I think it's completely valid. It's generally reasonable, high powered people who are taking extreme/radical views that seem very much to be at minimum premature, and at worst delusional.
It says a lot that with few exceptions, the people on the ground dealing with AI closely on a day to day basis are the most skeptical about their positions.
It's become a cultural term to refer to someone suffering from delusions exacerbated by AI.
It's a little rhetorical device to draw in the reader, and personally I think it works quite well.
Except that the thing being described as AI psychosis in this article (and increasingly elsewhere) isn't psychosis.
Not understanding or not believing in the power of AI, or misapplying it or whatever, is not psychosis.
AI psychosis is when people suffer actual delusions.
What do you consider a delusion?
Because I've literally seen managers who believe firmly that AI is going to replace their entire engineering organization, and are acting on that assumption as though it's a thing to take for granted, not discuss/consider/evaluate.
And my understanding of delusion is
> a fixed, false belief that is firmly held despite clear, contradictory evidence
which seems to apply pretty well in this case.

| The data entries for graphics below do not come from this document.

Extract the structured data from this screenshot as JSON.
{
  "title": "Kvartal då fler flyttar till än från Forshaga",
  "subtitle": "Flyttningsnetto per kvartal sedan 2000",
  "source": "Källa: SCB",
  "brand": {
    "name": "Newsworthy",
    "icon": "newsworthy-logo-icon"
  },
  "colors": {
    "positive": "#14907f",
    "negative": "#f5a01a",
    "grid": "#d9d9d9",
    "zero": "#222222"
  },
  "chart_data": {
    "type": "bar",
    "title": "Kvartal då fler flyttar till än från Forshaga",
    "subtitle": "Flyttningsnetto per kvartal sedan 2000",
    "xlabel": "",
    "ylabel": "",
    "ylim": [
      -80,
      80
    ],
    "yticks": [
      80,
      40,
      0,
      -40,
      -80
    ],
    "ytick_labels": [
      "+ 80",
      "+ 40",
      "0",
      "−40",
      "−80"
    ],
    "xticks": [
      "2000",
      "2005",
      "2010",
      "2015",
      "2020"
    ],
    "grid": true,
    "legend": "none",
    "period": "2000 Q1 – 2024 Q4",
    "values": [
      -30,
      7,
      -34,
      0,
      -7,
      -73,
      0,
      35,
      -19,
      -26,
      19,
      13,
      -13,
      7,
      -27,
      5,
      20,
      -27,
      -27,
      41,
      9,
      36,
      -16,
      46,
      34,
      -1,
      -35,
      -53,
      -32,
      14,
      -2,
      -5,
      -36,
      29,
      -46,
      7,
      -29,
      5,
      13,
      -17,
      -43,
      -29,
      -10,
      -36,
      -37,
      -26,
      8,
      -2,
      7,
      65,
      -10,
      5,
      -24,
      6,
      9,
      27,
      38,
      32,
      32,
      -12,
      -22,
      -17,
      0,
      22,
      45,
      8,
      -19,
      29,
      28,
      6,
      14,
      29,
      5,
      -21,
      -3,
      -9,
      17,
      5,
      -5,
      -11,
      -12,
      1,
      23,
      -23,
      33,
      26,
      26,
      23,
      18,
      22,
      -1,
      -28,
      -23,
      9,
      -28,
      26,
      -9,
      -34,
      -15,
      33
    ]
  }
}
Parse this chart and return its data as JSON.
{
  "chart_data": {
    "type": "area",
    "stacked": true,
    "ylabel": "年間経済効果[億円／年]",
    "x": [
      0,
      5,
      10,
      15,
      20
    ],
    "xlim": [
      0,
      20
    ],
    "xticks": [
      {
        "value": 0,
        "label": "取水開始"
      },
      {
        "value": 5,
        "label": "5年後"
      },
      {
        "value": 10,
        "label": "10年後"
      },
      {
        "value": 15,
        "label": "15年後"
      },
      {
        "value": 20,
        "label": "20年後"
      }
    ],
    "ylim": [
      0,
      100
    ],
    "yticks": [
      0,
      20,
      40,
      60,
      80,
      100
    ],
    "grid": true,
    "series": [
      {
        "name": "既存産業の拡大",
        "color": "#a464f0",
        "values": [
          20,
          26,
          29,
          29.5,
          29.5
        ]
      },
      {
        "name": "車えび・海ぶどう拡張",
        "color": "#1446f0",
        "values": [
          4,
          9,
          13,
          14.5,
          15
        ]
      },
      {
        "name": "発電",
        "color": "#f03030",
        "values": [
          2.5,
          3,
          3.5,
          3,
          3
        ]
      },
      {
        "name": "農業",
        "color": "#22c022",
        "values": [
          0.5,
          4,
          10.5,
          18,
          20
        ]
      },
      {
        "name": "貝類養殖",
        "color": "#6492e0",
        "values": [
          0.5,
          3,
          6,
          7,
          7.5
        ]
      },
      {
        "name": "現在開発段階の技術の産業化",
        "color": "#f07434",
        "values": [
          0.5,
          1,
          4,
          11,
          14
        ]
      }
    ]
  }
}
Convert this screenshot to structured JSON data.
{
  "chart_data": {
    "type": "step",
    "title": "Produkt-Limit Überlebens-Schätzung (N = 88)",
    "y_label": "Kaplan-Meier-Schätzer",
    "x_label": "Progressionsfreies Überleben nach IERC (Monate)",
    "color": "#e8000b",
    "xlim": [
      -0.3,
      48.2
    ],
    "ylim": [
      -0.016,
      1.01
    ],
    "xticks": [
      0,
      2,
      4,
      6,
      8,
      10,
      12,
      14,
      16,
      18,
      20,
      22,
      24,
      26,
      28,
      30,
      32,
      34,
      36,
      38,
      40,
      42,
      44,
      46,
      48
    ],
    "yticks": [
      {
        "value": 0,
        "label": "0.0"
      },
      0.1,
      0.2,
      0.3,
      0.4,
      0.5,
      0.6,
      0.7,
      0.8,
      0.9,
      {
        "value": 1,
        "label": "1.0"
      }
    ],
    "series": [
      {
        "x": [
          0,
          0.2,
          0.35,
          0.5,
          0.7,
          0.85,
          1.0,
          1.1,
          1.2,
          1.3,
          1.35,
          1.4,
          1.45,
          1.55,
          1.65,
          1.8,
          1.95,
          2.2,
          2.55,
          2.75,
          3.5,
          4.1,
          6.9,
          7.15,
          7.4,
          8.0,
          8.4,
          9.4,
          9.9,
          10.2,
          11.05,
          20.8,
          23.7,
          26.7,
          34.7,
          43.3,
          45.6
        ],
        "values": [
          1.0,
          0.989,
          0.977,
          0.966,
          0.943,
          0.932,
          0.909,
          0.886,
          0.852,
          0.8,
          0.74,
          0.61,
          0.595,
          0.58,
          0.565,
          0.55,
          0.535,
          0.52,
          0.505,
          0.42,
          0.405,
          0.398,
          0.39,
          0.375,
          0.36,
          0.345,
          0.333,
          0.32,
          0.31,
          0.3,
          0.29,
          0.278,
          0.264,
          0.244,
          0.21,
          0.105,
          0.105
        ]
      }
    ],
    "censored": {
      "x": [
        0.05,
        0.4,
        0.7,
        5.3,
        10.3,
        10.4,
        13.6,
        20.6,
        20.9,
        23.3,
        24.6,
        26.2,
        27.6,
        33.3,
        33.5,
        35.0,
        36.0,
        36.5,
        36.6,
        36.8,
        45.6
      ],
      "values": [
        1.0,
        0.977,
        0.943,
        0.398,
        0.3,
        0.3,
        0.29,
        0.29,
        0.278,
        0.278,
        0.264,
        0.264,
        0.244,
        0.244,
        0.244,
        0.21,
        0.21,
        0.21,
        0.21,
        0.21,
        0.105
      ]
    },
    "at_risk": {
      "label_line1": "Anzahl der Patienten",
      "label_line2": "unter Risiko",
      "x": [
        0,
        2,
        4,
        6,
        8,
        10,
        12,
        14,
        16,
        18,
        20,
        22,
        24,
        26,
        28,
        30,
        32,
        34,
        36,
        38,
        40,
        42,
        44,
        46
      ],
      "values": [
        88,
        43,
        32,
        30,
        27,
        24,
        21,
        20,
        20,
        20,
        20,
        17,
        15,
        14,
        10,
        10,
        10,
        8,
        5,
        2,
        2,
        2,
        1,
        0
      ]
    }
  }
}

These folks are operating with the same abandon that the folks who have AI telling them they're gods are - and both are incorrect, arguably delusional.
At best you can try to argue that maybe the contradictory evidence isn't clear, and they're going to be correct. I think that's a very tenuous argument to be making, though.
No, it's more like "I am Jesus and I need to go shoot up a pre-school to prove it."
"I'm being followed by raccoons and my mom is controlling them"
That's what AI psychosis refers to.
You're just describing someone having a belief that you disagree with. And even ridiculous and stupid beliefs are just those. They are obviously extremely different from the types of psychoses you see in a psych ward.
It is the correct term to explain many behaviors we’re seeing
AI psychosis is an actual term from psychiatry research.
what if you believe that someone is suffering from delusions and has beliefs that are increasingly disconnected from reality due to overexposure to ai generated responses and underexposure to human conversation? would that be psychosis?
I disagree. Psychosis is a delinking of internal and external reality. A belief that AI's can automate away employees with no actual evidence to support it could be considered a type of psychosis or at the very least, a delusion. The current AI hype bubble has a lot of commonalities with episodes of mass delusion/psychosis throughout history, and it's being compounded by the ability of large groups of like-minded people to create echo chambers via social media.
Yup. Just like the label "conspiracy" theorist. Or "he's mentally sick".